We reported in January that Scotts Miracle-Gro had entered a guilty plea for knowingly selling bird food they’d poisoned with a pesticide (to prolong its shelf life) and was slapped with a $4.5 million fine. “Too low!” some critics cried. Well, turns out it’s $12.5 mil, with more legal action on its way via angry customers bringing a class action against the company.
From an EPA press release, this is how the fines stack up:
- a $4 million fine and perform community service for eleven criminal violations of the Federal Insecticide, Fungicide, and Rodenticide Act … This is the largest criminal penalty under FIFRA to date.
- In a separate civil agreement with the EPA Scotts agreed to pay more than $6 million in penalties and spend $2 million on environmental projects to resolves additional civil pesticide violations. The violations include distributing or selling unregistered, canceled, or misbranded pesticides, including products with inadequate warnings or cautions. This is the largest civil settlement under FIFRA to date.
- Scotts will contribute $500,000 to organizations that protect bird habitat, including $100,000 each to the Ohio Audubon’s Important Bird Area Program, the Ohio Department of Natural Resources’ Urban Forestry Program, the Columbus Metro-Parks Bird Habitat Enhancement Program, the Cornell University Ornithology Laboratory, and The Nature Conservancy of Ohio to support the protection of bird populations and habitats through conservation, research, and education.
The EPA adds:
“As the world’s largest marketer of residential use pesticides, Scotts has a special obligation to make certain that it observes the laws governing the sale and use of its products. For having failed to do so, Scotts has been sentenced to pay the largest fine in the history of FIFRA enforcement,” said Ignacia S. Moreno, assistant attorney general for the Environment and Natural Resources Division of the Department of Justice. “The Department of Justice will continue to work with EPA to assure that pesticides applied in homes and on lawns and food are sold and used in compliance with the laws intended to assure their safety.”
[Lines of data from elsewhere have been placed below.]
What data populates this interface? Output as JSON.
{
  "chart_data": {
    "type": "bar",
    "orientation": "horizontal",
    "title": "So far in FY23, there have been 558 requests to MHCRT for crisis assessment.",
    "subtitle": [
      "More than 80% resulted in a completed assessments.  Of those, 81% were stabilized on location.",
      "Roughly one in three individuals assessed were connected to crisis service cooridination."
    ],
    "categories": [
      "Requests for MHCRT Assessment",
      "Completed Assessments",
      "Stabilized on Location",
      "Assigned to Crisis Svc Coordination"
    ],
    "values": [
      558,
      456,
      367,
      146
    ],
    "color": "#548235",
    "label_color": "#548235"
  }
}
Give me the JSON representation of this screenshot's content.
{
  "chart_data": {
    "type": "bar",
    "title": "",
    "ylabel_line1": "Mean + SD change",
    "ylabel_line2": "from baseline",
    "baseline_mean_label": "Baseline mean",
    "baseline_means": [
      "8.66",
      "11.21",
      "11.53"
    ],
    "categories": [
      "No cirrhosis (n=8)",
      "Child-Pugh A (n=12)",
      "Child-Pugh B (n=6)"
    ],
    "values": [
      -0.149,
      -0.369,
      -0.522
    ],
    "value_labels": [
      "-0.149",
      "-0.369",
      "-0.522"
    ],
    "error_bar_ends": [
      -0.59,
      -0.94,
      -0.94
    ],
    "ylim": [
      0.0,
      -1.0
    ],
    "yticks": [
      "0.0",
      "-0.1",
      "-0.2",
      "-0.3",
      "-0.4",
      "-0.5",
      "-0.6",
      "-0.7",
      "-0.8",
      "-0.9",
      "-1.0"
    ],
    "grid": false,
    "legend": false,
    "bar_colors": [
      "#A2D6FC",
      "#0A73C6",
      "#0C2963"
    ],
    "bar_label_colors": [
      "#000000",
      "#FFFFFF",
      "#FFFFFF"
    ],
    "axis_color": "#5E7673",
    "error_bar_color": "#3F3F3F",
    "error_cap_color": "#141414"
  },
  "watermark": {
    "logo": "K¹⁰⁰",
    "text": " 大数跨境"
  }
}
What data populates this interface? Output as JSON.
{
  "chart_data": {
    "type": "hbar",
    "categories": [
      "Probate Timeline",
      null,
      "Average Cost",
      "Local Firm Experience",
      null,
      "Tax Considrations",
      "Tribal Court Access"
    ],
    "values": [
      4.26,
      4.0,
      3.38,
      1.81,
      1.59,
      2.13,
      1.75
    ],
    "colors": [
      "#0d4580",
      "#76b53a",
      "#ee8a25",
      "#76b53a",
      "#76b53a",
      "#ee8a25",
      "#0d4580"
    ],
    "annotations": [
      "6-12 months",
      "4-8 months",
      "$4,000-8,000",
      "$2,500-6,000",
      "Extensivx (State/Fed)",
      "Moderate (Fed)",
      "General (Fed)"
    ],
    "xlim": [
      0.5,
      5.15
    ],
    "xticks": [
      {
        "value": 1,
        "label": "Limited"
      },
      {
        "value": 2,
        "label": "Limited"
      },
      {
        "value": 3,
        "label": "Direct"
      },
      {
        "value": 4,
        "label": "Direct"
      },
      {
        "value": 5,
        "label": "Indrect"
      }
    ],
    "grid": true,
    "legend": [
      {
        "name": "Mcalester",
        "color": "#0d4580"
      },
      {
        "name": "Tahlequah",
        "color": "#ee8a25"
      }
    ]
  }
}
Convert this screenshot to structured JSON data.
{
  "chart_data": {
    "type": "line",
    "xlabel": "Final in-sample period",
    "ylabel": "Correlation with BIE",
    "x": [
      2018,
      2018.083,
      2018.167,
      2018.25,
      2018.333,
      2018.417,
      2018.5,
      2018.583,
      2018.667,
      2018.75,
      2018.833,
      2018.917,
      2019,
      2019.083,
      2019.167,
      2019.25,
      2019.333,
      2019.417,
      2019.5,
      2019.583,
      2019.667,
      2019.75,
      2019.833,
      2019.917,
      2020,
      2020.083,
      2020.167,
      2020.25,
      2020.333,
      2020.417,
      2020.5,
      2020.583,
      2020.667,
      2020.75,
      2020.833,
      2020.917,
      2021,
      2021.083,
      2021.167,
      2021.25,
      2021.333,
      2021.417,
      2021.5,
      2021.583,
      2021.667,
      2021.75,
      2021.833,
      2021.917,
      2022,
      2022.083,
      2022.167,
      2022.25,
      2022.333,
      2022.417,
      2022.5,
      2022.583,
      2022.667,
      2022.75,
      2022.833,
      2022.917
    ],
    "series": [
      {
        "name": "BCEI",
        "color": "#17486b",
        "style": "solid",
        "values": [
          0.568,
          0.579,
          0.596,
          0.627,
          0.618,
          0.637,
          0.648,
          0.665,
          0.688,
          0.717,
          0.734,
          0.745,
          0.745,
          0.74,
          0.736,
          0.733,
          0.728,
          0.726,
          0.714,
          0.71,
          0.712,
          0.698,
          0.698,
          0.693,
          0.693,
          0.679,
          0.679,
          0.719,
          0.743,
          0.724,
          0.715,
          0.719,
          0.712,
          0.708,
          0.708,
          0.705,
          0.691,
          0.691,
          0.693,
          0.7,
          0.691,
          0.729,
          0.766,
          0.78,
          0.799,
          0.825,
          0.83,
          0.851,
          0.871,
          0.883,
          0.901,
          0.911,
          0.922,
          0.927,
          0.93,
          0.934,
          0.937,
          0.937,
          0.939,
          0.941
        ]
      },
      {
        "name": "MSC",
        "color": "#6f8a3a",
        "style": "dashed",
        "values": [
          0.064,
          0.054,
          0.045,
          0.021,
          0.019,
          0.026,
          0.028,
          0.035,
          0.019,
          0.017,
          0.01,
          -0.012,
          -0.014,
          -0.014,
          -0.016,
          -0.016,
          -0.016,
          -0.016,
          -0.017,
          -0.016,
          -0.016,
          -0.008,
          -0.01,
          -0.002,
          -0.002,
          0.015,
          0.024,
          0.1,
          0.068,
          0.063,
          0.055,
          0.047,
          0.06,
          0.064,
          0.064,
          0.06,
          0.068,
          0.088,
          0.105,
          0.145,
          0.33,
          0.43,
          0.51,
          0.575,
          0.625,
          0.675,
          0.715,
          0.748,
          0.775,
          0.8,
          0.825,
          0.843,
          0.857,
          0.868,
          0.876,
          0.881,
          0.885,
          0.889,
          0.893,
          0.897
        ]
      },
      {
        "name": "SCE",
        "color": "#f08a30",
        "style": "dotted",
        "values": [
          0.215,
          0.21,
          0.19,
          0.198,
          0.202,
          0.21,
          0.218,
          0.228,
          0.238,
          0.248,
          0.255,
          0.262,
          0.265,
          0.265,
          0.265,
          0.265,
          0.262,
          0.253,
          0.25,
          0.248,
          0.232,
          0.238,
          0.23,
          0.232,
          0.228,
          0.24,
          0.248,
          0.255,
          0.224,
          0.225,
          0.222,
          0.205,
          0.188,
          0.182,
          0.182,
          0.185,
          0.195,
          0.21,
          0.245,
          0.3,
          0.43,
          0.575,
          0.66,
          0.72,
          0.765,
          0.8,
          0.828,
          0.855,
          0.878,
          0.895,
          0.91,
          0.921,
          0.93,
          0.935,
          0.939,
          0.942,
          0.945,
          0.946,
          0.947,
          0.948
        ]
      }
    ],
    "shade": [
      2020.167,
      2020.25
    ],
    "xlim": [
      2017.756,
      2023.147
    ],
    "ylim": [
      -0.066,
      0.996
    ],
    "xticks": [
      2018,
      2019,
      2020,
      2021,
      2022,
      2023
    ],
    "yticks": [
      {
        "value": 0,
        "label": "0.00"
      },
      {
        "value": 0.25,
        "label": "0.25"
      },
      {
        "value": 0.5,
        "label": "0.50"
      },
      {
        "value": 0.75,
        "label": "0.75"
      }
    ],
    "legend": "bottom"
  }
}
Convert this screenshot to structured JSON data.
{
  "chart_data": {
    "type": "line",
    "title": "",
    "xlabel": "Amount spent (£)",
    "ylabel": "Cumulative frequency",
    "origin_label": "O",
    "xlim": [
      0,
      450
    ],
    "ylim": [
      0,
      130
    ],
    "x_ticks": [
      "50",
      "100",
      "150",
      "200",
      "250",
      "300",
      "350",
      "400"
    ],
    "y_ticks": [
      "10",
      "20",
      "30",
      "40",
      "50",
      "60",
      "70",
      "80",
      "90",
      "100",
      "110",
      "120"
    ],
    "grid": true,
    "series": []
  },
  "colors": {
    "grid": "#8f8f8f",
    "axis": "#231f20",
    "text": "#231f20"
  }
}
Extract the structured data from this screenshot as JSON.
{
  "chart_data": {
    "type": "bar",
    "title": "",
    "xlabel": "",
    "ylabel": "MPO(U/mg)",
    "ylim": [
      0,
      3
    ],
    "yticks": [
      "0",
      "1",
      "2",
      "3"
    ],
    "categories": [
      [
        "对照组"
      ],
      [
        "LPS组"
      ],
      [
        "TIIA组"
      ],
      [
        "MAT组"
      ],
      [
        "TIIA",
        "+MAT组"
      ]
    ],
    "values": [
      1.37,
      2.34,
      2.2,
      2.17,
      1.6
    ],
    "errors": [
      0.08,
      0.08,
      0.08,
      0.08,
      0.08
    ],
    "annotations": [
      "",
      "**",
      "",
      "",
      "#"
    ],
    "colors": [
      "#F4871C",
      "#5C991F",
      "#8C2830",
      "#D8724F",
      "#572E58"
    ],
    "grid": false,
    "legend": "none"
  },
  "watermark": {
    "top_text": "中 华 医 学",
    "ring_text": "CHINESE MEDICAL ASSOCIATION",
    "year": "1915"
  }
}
Class Action group seeking more members
According to the Safe Lawns blog, “At least a dozen, perhaps more civil lawsuits are in the works against Scotts Miracle Gro as a result of its February 2012 admission that it knowingly tainted bird seed with pesticides that are toxic to birds and otherwise misled pesticide regulators in the sales and labeling of more than 100 products. A class-action lawsuit is being readied and lawyers are aggressively seeking consumers who purchased an estimated 73 million tainted bags of Scotts birdseed between November of 2005 and March of 2008.”
I’d so love to see that header a reality, by GWA members challenging the Scotts “chief environmental officer” when he speaks to them next month at their big meeting in Tucson. You know, when he reassures garden writers of Scotts’ commitment to sustainability, blah-blah-blah, like Scotts reassure its captive audience of garden writers every year over the breakfast they pay for.